Da fiel mir mal ein alter Band Seegesetze in die Hand und gab mir sofort den Schlüssel zur Entstehung vieler der geschilderten Äußerungen. In alten Seegesetzen ist nämlich manches, was heute undenkbar wäre, wirklich niedergeschrieben gewesen! Daher noch die Erinnerung. die sich von Generation zu Generation weiter geerbt und in mündlicher Überlieferung von Schiff zu Schiff durch die Jahrhunderte forterhalten hat! Natürlich ist manches verdunkelt: vieles wird nicht mehr verstanden, da die Vorbedingungen nicht mehr existieren; manches ist auch von vornherein von den Trägern der Überlieferung unverstanden weitergegeben worden.

In dem eingangs genannten Entwurfe der sozialdemokratischen Partei war z.

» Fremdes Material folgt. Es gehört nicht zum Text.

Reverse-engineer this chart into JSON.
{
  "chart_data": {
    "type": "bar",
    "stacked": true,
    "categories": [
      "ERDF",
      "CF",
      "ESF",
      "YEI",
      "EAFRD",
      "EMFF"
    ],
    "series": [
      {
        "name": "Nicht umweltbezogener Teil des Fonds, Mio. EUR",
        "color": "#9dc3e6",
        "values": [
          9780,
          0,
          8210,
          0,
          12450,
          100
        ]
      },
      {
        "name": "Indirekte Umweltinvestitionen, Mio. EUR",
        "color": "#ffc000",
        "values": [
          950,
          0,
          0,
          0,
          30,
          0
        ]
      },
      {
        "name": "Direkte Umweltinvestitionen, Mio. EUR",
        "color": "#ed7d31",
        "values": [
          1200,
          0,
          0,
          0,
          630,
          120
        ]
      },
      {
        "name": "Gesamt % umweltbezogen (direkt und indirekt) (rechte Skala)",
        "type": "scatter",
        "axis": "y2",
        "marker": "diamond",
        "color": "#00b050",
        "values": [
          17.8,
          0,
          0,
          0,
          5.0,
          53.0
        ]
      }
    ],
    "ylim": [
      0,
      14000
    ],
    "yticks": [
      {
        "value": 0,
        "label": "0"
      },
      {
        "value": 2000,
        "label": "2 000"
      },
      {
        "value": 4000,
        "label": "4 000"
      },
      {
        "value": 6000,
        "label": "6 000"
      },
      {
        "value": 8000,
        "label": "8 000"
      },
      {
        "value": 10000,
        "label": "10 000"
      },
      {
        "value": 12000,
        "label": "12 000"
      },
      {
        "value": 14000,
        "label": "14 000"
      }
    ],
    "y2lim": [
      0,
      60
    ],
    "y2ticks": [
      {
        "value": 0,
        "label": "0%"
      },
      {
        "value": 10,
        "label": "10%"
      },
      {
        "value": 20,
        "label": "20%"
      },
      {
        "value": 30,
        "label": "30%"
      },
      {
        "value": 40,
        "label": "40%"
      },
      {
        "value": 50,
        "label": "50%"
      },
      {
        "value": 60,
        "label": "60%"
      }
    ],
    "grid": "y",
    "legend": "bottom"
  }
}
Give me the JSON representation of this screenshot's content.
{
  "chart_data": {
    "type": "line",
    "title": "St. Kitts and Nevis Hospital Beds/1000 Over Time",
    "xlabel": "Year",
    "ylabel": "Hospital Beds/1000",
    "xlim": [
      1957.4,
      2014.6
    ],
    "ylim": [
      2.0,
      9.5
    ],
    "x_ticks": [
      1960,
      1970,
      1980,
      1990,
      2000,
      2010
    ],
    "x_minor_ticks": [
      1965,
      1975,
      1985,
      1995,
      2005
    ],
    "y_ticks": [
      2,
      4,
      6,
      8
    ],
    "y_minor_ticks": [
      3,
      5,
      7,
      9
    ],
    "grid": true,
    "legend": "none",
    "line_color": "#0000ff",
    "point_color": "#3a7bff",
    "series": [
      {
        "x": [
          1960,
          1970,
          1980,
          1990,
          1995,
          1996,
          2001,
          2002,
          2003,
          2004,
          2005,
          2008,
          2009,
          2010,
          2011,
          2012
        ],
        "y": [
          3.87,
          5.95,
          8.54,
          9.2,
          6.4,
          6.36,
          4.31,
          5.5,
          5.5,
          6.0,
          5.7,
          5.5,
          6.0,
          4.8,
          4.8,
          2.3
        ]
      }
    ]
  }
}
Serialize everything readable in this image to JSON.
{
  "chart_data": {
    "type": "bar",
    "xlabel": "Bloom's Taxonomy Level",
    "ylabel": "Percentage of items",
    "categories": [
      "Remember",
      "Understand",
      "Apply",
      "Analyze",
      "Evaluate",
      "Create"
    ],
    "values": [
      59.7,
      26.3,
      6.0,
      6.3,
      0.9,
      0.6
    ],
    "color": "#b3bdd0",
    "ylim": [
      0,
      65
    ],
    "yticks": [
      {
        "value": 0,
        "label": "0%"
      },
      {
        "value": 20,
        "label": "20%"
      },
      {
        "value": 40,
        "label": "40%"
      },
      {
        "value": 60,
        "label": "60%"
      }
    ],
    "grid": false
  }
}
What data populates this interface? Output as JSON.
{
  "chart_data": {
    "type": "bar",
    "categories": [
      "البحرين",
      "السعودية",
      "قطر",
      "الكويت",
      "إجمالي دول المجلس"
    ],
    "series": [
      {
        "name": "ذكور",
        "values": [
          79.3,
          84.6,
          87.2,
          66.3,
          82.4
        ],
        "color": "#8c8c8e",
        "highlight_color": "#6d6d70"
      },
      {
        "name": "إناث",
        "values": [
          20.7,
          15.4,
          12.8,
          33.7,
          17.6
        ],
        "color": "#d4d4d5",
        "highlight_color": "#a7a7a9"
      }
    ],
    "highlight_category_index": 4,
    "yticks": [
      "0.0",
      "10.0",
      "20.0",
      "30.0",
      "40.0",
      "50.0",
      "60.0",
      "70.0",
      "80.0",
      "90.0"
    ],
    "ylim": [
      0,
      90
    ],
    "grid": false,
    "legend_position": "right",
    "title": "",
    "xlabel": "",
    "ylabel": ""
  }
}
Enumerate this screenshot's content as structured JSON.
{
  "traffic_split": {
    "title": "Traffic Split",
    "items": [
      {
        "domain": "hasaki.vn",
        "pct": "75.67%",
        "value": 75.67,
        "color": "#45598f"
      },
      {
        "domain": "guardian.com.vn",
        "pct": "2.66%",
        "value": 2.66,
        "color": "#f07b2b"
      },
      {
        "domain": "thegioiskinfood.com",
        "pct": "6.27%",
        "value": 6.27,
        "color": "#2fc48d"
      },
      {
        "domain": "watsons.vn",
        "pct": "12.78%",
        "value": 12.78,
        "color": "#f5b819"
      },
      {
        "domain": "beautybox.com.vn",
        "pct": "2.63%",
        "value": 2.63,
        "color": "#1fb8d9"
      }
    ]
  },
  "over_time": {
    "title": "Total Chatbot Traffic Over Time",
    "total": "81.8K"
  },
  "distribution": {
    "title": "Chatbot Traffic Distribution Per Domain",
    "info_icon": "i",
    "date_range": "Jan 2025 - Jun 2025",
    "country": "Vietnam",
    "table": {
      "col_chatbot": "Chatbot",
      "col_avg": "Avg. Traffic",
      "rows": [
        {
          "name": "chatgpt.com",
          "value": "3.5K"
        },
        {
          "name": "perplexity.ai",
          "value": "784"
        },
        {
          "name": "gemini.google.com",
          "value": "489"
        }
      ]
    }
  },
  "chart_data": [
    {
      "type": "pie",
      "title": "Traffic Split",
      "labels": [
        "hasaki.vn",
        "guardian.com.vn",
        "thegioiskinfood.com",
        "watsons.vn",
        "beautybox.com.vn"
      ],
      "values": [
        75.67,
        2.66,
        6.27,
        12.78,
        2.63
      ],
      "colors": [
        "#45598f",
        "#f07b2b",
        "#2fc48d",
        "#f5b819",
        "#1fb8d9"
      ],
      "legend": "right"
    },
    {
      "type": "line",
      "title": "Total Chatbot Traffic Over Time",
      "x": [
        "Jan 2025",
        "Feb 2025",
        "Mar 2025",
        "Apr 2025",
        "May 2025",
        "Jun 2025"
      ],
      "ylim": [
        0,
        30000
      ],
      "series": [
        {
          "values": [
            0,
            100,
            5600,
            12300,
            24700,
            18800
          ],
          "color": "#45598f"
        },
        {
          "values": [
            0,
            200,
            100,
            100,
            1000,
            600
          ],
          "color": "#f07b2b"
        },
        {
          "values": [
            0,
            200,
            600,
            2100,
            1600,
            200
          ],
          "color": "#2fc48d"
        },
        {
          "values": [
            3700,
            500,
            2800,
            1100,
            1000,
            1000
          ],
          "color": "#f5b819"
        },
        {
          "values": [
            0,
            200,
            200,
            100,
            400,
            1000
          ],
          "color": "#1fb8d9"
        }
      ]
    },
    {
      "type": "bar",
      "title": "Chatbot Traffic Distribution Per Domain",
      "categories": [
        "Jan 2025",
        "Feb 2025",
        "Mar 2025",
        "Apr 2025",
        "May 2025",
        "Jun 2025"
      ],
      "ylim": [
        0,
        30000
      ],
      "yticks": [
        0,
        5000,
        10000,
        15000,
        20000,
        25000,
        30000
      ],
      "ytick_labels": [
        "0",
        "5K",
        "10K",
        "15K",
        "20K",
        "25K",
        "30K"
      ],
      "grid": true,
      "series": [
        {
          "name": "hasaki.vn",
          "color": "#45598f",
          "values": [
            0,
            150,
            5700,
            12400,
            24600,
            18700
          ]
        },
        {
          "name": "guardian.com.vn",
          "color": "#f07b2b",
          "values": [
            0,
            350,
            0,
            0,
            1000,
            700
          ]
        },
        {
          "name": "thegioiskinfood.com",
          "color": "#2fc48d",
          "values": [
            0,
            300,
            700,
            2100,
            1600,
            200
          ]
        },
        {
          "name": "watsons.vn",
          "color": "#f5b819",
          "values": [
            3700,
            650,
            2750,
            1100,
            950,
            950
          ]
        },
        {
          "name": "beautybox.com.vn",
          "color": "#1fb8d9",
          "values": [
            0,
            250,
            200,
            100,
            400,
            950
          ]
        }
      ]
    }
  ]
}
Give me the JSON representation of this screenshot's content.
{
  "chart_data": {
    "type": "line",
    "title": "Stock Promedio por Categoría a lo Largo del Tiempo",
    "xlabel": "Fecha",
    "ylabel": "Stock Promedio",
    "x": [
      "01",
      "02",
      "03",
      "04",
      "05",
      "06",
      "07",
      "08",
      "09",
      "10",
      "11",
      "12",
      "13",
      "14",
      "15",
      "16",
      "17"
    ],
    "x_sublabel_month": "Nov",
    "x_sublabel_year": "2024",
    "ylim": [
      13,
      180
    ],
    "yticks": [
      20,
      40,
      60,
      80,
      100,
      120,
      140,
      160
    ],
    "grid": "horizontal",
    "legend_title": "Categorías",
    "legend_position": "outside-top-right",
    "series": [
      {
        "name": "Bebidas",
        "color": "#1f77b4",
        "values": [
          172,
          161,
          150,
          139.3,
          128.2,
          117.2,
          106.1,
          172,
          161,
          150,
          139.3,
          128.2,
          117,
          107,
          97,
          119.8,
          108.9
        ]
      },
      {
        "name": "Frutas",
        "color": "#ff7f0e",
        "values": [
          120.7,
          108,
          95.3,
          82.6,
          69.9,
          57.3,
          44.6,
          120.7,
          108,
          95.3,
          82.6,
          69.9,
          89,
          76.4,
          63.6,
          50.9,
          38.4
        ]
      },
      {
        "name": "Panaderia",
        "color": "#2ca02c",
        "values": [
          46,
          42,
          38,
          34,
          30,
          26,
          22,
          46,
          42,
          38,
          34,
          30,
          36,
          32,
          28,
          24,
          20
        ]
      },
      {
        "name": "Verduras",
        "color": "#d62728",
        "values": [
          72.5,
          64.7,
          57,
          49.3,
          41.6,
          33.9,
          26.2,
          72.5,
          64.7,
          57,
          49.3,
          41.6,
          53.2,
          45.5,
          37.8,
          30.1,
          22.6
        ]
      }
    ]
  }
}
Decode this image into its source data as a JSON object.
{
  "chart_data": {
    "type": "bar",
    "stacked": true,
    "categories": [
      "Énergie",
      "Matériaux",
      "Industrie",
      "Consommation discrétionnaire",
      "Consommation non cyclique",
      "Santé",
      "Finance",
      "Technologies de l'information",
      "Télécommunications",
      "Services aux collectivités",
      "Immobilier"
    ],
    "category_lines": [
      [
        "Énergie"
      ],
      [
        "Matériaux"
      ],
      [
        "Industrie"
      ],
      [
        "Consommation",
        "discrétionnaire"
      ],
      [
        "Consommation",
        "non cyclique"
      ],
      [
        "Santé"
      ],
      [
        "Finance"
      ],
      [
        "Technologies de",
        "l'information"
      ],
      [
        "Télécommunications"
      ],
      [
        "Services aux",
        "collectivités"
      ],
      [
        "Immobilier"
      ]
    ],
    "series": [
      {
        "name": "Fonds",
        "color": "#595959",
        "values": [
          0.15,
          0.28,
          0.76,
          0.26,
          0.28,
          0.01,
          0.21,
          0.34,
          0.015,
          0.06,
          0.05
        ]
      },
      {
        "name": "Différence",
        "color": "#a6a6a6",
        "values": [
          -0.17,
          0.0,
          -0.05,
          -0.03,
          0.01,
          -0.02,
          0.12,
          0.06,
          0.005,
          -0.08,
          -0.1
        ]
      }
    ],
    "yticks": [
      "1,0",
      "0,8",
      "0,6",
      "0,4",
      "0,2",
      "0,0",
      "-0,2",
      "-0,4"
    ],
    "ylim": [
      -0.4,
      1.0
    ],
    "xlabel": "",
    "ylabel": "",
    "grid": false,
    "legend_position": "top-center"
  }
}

B. ein Schiffsrat vorgesehen, den der Kapitän bei eintretenden wichtigen Ereignissen erst um seine Zustimmung fragen sollte! Dies ist heute doch unausführbar! Wir haben im geltenden Handelsgesetze zwar einen Schiffsrat! Diesen kann der Führer, wenn es ihm angemessen erscheint, berufen; aber nur die Offiziere, die Mannschaft ist von vornherein ausgeschlossen. Der Schiffer ist außerdem heute nicht einmal an die etwa gefaßten Beschlüsse gebunden!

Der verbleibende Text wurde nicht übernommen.